An anderer Stelle im Neuen Testament wird Berufung mit Erwählung in Verbindung gebracht (vgl. 2Tim 1,9; Röm 8,30). Was meint Jesus dann aber hier, wenn er sagt, dass es solche gibt, die berufen sind, aber nicht auserwählt?

Die Antwort liegt in einer Unterscheidung, die nötig ist, um die Art zu verstehen, in der der Autor des Bibeltextes vom „Ruf“ spricht. Jesus spricht im Gleichnis von einem „Ruf“ in einem äußeren Sinn. Es handelt sich um Gottes Einladung durch die Botschaft des Evangeliums. Dieser Ruf bietet Männern und Frauen an, durch Buße und Glauben zu Christus zu kommen.

An anderen Stellen sprechen biblische Verfasser von einem „Ruf“ in einem inneren Sinn. Zum Beispiel spricht Paulus von dieser inneren Berufung in 1. Korinther 1,24 – hier handelt es sich um das effektive und rettende Werk des Heiligen Geistes in Verbindung mit dem äußeren Ruf des Evangeliums. Diese innere Berufung wendet den Sünder kraftvoll und wirksam von seiner Sünde hin zu Jesus Christus. Der äußere Ruf geht hinaus an alle. Doch nur die Erwählten werden, zu Gottes Zeit, die innere Berufung erfahren. Für sie ist das Evangelium in der Tat „eine Kraft Gottes, die selig macht“ (Röm 1,16).

Die Lehre des Gleichnisses

Was sind die wichtigsten Lehren, die Jesus in diesem überraschenden, beunruhigenden Gleichnis für uns hat?

Zum einen: Es ist keine Kleinigkeit, die durch seine Boten überbrachte Vorladung abzulehnen. Gott wird diejenigen, die diese Vorladung ablehnen, am jüngsten Tag dafür zur Verantwortung ziehen. Zum anderen: Jesus möchte, dass wir erkennen, dass es auch eine subtilere Art gibt, seine Vorladung abzulehnen.

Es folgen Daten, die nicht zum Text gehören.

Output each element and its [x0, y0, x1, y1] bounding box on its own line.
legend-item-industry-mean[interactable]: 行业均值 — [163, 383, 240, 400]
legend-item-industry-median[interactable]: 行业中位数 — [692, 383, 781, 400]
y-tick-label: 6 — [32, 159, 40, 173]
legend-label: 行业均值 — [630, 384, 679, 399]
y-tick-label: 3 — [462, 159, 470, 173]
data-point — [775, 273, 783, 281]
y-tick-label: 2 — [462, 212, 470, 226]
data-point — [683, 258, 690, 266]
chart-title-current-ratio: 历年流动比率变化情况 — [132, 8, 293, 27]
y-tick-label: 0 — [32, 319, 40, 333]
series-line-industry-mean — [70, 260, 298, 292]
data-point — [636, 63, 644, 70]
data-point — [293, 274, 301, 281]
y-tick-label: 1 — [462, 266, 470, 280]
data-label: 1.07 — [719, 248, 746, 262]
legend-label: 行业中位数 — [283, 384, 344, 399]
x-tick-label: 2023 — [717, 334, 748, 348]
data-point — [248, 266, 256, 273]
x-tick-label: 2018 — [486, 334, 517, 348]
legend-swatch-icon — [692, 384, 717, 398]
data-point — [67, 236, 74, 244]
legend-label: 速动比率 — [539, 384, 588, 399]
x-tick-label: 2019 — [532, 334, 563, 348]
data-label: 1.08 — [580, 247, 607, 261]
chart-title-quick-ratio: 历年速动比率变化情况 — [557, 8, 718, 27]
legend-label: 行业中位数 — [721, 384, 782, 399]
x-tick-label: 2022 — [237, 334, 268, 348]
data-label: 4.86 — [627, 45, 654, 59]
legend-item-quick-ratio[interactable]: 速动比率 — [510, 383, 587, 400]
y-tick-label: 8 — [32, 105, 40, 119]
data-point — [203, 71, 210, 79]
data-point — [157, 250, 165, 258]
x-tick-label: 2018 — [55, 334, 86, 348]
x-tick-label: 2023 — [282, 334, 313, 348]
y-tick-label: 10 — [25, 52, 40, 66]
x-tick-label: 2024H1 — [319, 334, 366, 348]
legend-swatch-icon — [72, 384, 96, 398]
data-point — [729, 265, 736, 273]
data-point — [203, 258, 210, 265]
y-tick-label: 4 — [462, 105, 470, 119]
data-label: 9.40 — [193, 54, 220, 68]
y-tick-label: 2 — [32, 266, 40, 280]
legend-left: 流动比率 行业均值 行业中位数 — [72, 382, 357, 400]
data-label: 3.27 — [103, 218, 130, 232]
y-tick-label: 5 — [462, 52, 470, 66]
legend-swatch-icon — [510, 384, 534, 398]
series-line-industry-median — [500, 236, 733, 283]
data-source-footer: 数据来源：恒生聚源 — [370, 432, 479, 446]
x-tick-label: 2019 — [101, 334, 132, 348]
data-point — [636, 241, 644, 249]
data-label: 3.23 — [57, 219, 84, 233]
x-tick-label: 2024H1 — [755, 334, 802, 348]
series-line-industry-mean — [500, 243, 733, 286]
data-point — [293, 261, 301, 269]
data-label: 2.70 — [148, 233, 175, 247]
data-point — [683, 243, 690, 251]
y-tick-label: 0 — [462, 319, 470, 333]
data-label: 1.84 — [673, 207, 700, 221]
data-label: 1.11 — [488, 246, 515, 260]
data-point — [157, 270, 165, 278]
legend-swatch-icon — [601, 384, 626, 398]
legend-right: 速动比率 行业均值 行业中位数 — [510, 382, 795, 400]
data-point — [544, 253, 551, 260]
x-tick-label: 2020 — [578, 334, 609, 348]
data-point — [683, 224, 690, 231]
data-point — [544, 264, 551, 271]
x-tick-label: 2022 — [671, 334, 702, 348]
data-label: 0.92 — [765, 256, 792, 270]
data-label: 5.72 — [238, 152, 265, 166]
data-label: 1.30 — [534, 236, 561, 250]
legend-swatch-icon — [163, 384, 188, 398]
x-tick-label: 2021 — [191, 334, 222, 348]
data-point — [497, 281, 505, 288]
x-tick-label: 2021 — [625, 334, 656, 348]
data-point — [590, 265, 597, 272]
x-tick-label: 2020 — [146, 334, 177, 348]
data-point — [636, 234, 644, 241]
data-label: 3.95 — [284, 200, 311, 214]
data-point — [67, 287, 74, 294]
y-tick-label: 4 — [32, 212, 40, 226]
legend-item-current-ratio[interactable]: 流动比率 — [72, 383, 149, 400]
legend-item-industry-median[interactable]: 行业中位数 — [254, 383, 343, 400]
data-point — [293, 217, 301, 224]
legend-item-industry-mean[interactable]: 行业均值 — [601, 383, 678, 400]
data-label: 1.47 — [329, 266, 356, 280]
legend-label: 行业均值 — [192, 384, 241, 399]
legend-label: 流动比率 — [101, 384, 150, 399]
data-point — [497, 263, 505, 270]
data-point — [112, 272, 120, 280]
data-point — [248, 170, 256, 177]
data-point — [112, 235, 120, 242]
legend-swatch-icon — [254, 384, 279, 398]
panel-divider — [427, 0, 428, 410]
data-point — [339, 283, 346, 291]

Es ist möglich, gegenüber dem äußeren Ruf ein Lippenbekenntnis abzulegen, aber Jesus niemals wahrhaft so anzunehmen wie er in dem Ruf angeboten wird. Auch diese Art von Ablehnung unterwirft uns Gottes gerechtem Gericht. 

Die schlechte Nachricht ist, dass wir in uns selbst keine Macht haben, unsere rebellierenden Herzen zu ändern. Die gute Nachricht ist, dass Gott Gefallen daran hat, rebellierende Herzen durch die unbesiegbare Macht seines Geistes zu verändern. 

Wenn wir auf den äußeren Ruf mit Buße und Glauben reagiert haben, dann nur aus dem Grund, dass Gott zunächst an uns am Werk war, um uns in Christus zu sich zu wenden. Rettung geschieht wahrhaft durch Gnade allein. Diese Wahrheit ist beunruhigend, aber Jesus beunruhigt uns aus einem bestimmten Grund. Er möchte, dass wir Rettung und Leben in ihm allein finden, aus Gnade allein. Und allein in Christus können wir ein ewiges, unerschütterliches Fundament finden.